The United States was in “an armed conflict” with Al-Qaeda, the Taliban and its affiliates as a result of the September 11 attacks, Koh said, “and may use force consistent with its inherent right to self-defense under international law.”
“With respect to the subject of targeting, which has been much commented upon in the media and international legal circles, there are obviously limits to what I can say publicly,” he told a conference of the American Society of International Law.
“What I can say is that it is the considered view of this administration — and it has certainly been my experience during my time as legal adviser — that US targeting practices, including lethal operations conducted with the use of unmanned aerial vehicles, comply with all applicable law, including the laws of war.”
The CIA would not comment on the speech.
A Freedom of Information Act request for this information was filed by the ACLU in January, but had for months gone unanswered. Finally, earlier in March, the civil rights watchdog group sued, claiming the public has a right to know the legal grounds upon which the program stands, along with basic data on lethality and civilian casualties.
“We’re encouraged that Koh has articulated the legal rationale for the program,” said Jonathan Manes, a legal fellow at the ACLU. But he added that he hoped the administration would provide a more detailed account of its legal justification.
“The public has a right to know whether the targeted killings being carried out in its name are consistent with international law and with the country’s interests and values,” said Jonathan Manes, a legal fellow with the ACLU National Security Project, in a media advisory released after the group’s lawsuit was filed. “The Obama administration should disclose basic information about the program, including its legal basis and limits, and the civilian casualty toll thus far.”

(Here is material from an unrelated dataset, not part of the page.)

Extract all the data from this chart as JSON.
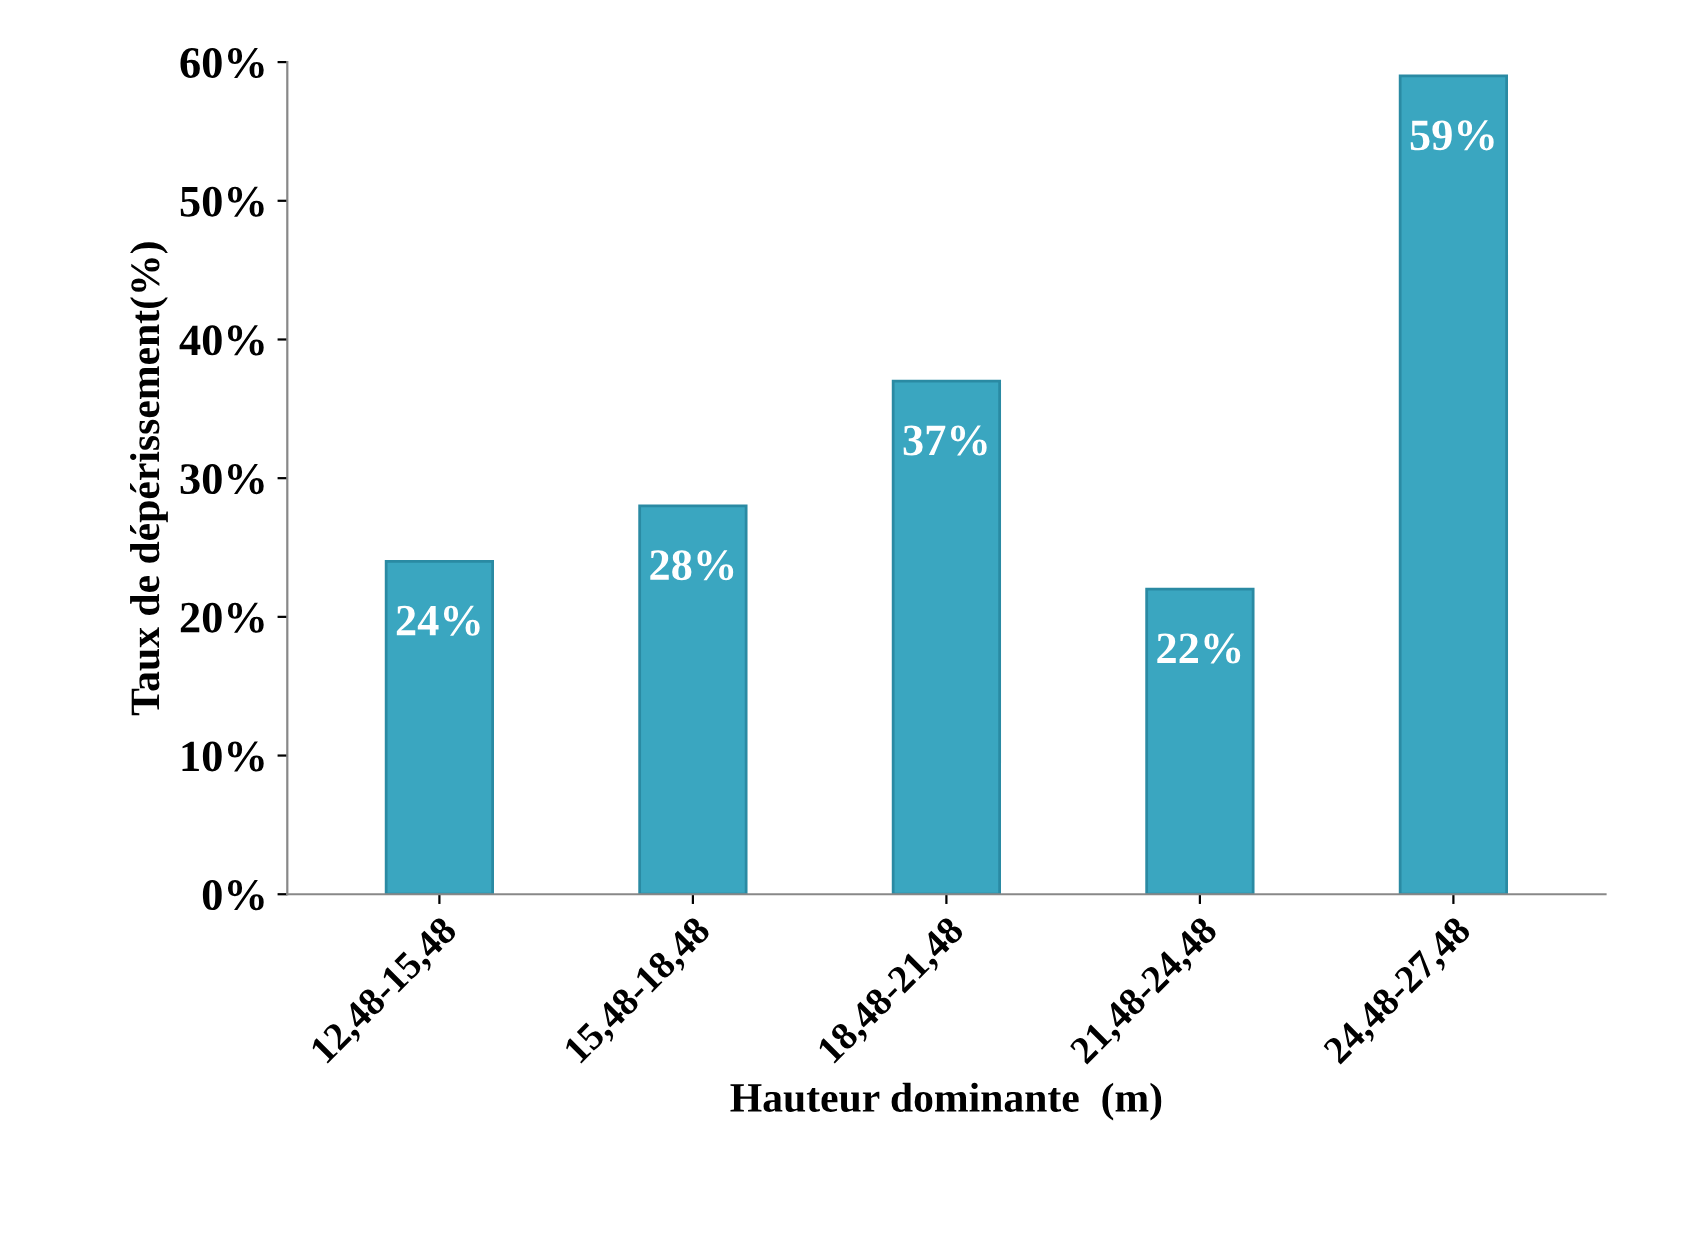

The group added: “The CIA and the military have used unmanned drones to target and kill individuals not only in Afghanistan and Iraq but also in Pakistan and, in at least one case in 2002, Yemen. The technology allows U.S. personnel to observe targeted individuals in real time and launch missiles intended to kill them from control centers located thousands of miles away. Recent reports, including public statements from the director of national intelligence, indicate that U.S. citizens have been placed on the list of targets who can be hunted and killed with drones.”
“While the Obama administration may legitimately withhold intelligence information as well as sensitive information about military strategy, it should disclose basic information about the scope of the drone program, the legal basis for the program and the civilian casualties that have resulted from the program,” argued ACLU attorney Jameel Jaffer, who heads the non-profit’s National Security Project.

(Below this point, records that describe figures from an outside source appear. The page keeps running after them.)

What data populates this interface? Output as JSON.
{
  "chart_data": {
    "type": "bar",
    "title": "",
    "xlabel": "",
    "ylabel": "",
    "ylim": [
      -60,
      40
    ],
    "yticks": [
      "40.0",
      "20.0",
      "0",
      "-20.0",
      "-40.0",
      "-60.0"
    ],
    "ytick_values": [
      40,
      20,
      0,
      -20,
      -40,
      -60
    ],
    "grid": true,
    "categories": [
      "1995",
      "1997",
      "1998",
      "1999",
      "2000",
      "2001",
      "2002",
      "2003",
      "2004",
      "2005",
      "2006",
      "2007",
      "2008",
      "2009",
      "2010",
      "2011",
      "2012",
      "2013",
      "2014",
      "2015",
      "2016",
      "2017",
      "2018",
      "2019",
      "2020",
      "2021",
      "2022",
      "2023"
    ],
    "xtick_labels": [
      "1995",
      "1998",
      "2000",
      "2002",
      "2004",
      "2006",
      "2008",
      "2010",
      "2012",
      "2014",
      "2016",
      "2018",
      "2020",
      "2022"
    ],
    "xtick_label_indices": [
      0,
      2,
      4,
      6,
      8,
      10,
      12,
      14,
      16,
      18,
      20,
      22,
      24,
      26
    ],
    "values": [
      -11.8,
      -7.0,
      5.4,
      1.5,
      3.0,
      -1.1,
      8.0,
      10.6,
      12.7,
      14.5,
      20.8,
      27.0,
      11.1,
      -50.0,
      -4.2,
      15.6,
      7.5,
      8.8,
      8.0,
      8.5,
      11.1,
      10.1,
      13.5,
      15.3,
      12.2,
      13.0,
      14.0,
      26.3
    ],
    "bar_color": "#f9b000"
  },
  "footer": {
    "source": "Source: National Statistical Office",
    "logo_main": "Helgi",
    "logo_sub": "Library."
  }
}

Rights activists and some legal experts charge the drone strikes in Pakistan and other countries, outside of a traditional battlefield, amount to extrajudicial executions that violate both international and US law.

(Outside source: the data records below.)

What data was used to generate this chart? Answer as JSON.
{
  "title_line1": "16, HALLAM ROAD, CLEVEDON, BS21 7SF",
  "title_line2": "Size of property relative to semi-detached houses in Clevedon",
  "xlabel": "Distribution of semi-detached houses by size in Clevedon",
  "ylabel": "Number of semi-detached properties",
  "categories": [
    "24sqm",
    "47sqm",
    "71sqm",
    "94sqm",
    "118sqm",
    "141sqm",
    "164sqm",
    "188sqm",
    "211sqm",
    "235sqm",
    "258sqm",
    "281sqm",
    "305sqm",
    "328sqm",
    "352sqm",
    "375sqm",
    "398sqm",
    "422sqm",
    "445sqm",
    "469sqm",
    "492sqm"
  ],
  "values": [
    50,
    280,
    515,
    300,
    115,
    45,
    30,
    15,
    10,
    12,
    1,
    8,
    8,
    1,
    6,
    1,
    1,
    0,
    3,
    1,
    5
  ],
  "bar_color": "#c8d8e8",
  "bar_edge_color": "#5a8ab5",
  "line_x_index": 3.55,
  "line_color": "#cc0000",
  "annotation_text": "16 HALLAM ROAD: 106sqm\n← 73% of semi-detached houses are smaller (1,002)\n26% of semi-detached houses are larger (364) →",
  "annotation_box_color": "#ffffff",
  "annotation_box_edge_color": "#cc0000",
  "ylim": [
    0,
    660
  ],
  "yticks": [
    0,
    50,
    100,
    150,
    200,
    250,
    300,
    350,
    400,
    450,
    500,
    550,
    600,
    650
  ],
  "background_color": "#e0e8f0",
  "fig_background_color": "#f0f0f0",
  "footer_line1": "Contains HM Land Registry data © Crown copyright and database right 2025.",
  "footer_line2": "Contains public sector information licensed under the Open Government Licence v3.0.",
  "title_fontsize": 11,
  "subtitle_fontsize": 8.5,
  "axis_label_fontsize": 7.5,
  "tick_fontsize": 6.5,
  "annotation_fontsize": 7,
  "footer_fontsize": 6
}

Koh, a fierce critic of former president George W. Bush’s policies before he took his post, disagreed — saying a US ban on government sanctioned assassinations did not apply.
Under US law, “the use of lawful weapons systems — consistent with the applicable laws of war — for precision targeting of specific high-level belligerent leaders when acting in self-defense or during an armed conflict is not unlawful, and hence does not constitute ‘assassination,'” he said.
He also argued that the US government was not obliged to offer legal rights to the militant figures targeted in the strikes as the United States was at war and acting in self-defense.
Koh said the government was careful to limit attacks to only “legitimate” military objectives and to ensure attacks adhered to the principle of “proportionality,” keeping civilian casualties to a minimum.
Civilian deaths from the drone war have triggered popular anger and fed anti-US sentiment in Pakistan.
Pakistan publicly criticizes the targeted assassinations but quietly cooperates with the Americans, analysts say, with Islamabad allowing the use of an air base on Pakistani soil — a detail a US senator accidentally let slip at a hearing last year.